4. Das Bundesverwaltungsgericht hat somit die Rechtslage grob verkannt sowie den konkreten Sachverhalt außer Acht gelassen und insofern jegliche Auseinandersetzung mit der entscheidungswesentlichen Frage unterlassen, welche Sanktionen dem Beschwerdeführer für welches Verhalten auf Grund welcher Straftatbestände bei einer Rückkehr in die Türkei drohen, und ob – wie vom Beschwerdeführer vorgebracht – ein Konnex zu einem der in Art1 Abschnitt A Z2 GFK genannten Konventionsgründe besteht. Das angefochtene Erkenntnis ist daher mit Willkür belastet.
III. Ergebnis
1. Der Beschwerdeführer ist somit durch das angefochtene Erkenntnis im verfassungsgesetzlich gewährleisteten Recht auf Gleichbehandlung von Fremden untereinander verletzt worden.

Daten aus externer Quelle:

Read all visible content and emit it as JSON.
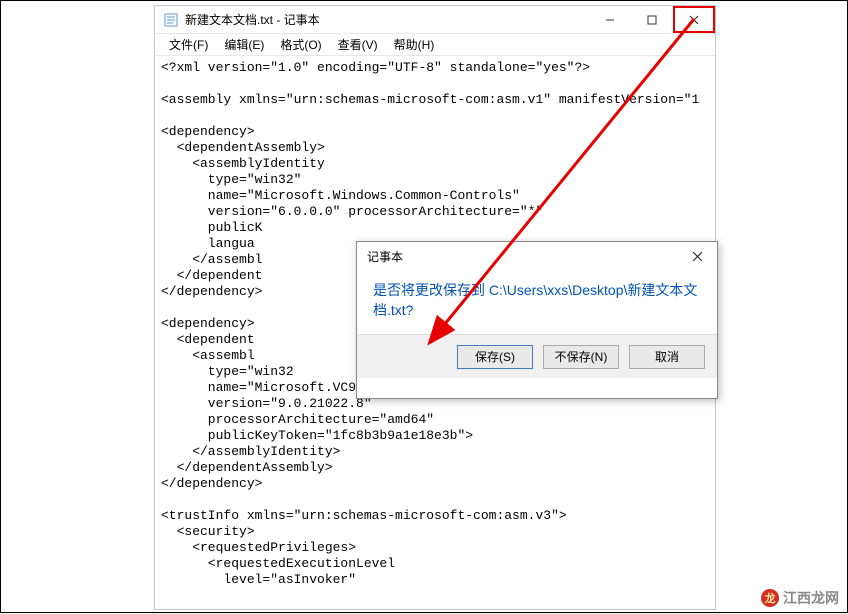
{
  "window": {
    "title": "新建文本文档.txt - 记事本"
  },
  "menu": {
    "file": "文件(F)",
    "edit": "编辑(E)",
    "format": "格式(O)",
    "view": "查看(V)",
    "help": "帮助(H)"
  },
  "editor": {
    "content": "<?xml version=\"1.0\" encoding=\"UTF-8\" standalone=\"yes\"?>\n\n<assembly xmlns=\"urn:schemas-microsoft-com:asm.v1\" manifestVersion=\"1\n\n<dependency>\n  <dependentAssembly>\n    <assemblyIdentity\n      type=\"win32\"\n      name=\"Microsoft.Windows.Common-Controls\"\n      version=\"6.0.0.0\" processorArchitecture=\"*\"\n      publicK\n      langua\n    </assembl\n  </dependent\n</dependency>\n\n<dependency>\n  <dependent\n    <assembl\n      type=\"win32\n      name=\"Microsoft.VC90.CRT\"\n      version=\"9.0.21022.8\"\n      processorArchitecture=\"amd64\"\n      publicKeyToken=\"1fc8b3b9a1e18e3b\">\n    </assemblyIdentity>\n  </dependentAssembly>\n</dependency>\n\n<trustInfo xmlns=\"urn:schemas-microsoft-com:asm.v3\">\n  <security>\n    <requestedPrivileges>\n      <requestedExecutionLevel\n        level=\"asInvoker\""
  },
  "dialog": {
    "title": "记事本",
    "message": "是否将更改保存到 C:\\Users\\xxs\\Desktop\\新建文本文档.txt?",
    "save": "保存(S)",
    "dontsave": "不保存(N)",
    "cancel": "取消"
  },
  "watermark": {
    "text": "江西龙网",
    "icon": "龙"
  }
}
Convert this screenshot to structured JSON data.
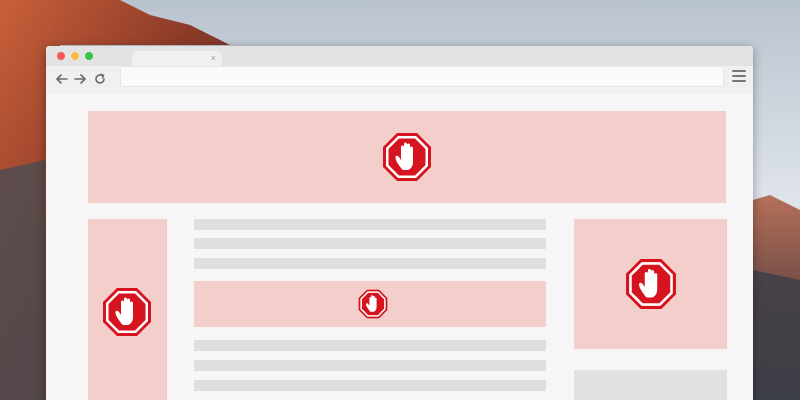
{
  "browser": {
    "tab_close_glyph": "×",
    "nav_back": "back-arrow-icon",
    "nav_forward": "forward-arrow-icon",
    "nav_reload": "reload-icon",
    "menu_icon": "hamburger-menu-icon"
  },
  "colors": {
    "ad_placeholder": "#f4ceca",
    "stop_sign_red": "#d5141f",
    "content_line": "#dedede",
    "traffic_light_close": "#fc5753",
    "traffic_light_minimize": "#fdbc40",
    "traffic_light_zoom": "#33c748"
  },
  "ad_blocks": {
    "icon": "adblock-stop-hand-icon",
    "count": 4
  }
}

Das Erkenntnis ist daher aufzuheben, ohne dass auf das weitere Beschwerdevorbringen einzugehen ist.
2. Diese Entscheidung konnte gemäß §19 Abs4 VfGG ohne mündliche Verhandlung in nichtöffentlicher Sitzung getroffen werden.
3. Die Kostenentscheidung beruht auf §88 VfGG. In den zugesprochenen Kosten ist Umsatzsteuer in der Höhe von € 436,– sowie eine Eingabengebühr gemäß §17a VfGG in der Höhe von € 240,– enthalten.